There is a place for a believer confronting a fellow Christian over a personal issue. There is a biblical process for this: 1) go to the individual personally, 2) take 2 or 3 with you, then 3) take the issue to the whole church (Mt 18). Yet even this does not allow for fellow Christians invading the privacy of fellow believers.
Thanks for the speedy and wise reply. But permit me to ask one more question. Does scripture require me to point out sin in another believers life? If this person is a neighbor, friend, family member but does not attend my local church, and the sin was not committed against me, am I required to confront that person??? Thank you in advance for your help.
There are two kinds of rebuke in the Bible: 1) personal, and 2) church. There are very few instances of personal rebuke. Paul rebuked Peter publicly due to his reversion into legalism in Ga 2:11-14, however, he did this under the authority of his apostleship. Most rebuke has to do with the church rebuking individuals, especially those who are hardened in sin. A church is to do this with these qualifications:
Before all 1 Tim. 5:20
With long-suffering 2 Tim. 4:2
Sharply Titus 2:15
With all authority Titus 2:15
This is not to say that a stronger Christian is not to encourage a weaker Christian to walk in a godly way.
The prayers of the righteous availed much.
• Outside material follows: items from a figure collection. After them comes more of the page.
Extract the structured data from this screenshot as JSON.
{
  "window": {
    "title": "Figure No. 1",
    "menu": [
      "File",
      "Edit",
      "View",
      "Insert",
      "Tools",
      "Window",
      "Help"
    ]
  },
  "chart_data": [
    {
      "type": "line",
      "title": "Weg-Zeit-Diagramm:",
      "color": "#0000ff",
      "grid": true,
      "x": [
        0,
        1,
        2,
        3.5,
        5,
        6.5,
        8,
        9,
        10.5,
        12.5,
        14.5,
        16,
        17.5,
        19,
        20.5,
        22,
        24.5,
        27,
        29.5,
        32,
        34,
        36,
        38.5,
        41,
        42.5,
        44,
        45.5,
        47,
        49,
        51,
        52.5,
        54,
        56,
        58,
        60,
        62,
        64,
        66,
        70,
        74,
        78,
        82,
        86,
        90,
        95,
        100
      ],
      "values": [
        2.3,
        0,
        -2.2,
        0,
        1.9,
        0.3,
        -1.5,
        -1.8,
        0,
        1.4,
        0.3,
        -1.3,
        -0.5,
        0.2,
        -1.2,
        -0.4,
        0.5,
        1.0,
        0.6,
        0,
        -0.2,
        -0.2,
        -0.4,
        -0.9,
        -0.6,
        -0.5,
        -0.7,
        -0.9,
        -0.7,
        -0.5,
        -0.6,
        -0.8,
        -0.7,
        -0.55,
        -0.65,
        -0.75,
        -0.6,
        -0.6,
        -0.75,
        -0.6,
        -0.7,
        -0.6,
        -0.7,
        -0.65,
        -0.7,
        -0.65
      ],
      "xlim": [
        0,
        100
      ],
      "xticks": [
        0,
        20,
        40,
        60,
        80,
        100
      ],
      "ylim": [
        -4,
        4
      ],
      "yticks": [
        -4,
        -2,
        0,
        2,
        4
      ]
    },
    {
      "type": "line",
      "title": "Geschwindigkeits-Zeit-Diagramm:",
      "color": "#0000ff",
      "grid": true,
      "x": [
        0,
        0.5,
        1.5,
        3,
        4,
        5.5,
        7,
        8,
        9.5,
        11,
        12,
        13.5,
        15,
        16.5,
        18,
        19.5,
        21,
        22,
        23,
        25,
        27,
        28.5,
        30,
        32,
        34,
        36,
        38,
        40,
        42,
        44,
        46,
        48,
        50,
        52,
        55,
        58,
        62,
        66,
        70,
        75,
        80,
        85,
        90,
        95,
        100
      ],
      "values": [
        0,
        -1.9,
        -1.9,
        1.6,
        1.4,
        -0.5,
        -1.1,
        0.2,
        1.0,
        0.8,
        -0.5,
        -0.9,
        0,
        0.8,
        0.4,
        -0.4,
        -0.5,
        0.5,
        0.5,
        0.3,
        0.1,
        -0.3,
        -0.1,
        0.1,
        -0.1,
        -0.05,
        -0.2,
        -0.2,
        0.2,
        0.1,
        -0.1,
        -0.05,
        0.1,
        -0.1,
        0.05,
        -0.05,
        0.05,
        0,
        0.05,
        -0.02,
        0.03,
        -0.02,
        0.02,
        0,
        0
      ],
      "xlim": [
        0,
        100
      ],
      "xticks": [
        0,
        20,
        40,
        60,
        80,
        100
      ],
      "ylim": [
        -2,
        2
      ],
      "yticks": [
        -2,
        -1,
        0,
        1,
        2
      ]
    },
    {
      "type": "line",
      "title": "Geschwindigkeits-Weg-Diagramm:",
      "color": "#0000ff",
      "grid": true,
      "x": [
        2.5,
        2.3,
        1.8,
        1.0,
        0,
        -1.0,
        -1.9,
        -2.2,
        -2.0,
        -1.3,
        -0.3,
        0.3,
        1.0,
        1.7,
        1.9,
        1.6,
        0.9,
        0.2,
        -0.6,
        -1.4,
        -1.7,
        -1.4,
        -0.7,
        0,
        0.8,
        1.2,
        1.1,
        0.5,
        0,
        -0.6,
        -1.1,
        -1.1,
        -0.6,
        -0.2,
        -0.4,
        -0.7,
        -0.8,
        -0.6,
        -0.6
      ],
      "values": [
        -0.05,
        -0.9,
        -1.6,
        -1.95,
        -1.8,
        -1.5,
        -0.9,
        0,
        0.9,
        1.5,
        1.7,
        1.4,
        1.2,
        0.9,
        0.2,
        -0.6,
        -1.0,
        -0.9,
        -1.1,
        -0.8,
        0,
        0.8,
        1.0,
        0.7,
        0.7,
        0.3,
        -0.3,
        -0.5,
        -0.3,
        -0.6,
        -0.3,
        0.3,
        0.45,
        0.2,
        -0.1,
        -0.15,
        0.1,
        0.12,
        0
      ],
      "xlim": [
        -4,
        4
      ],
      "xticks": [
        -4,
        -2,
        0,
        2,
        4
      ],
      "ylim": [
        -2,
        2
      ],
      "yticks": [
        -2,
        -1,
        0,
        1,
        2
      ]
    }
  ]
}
Yokes are broken because of the anointing. Share the gospel and the Holy Spirit will do the converting. We are sanctified through the offering of the body of Jesus Christ once and for all because He is our High Priest. The preserver of our soul. So let the believer know that because of the finished work of Christ his sin is done away with forever.
Hi, can you please point me to some scriptures talking about believers leaving the faith? (apostacy).
C, here is an article on the subject: Apostasy is a continual danger to the church, and the NT contains repeated warnings against it (cf. 1 Tim. 4:1–3; 2 Thes. 2:3; 2 Pet. 3:17). Its nature is made clear: falling ‘from the faith’ (1 Tim. 4:1) and ‘from the living God’ (Heb. 3:12). It increases in times of special trial (Mt. 24:9–10; Lk. 8:13) and is encouraged by false teachers (Mt. 24:11; Gal. 2:4), who seduce believers from the purity of the Word with ‘another gospel’ (Gal. 1:6–8; cf. 2 Tim. 4:3–4; 2 Pet. 2:1–2; Jude 3–4). The impossibility of restoration after deliberate apostasy is solemnly urged (Heb. 6:4–6; 10:26). Wood, A. S. (1996). Apostasy. In D. R. W. Wood, I. H. Marshall, A. R. Millard, J. I. Packer, & D. J. Wiseman (Eds.), New Bible dictionary (3rd ed., p. 58). Leicester, England; Downers Grove, IL: InterVarsity Press.
Thank you Grant! I appreciate your response.
Did you mean to add a link to an article?
Hi, so these people lose their salvation after having been saved? Sorry, i just want to make sure i understand you correctly.
C, no, I did not intend to link to the book. It was not a hyperlink but a text from a book.
C, these people are clear believers as the context shows. “Death” is physical death, not spiritual or eternal death. “There is a sin unto death” is physical death. If you study the verses leading up to this one, you can see the connection to Christians.
Thank you Grant for always explaining so clearly.
Thanks for a clear explanation, I’m preparing for my Sunday sermon…God bless you more!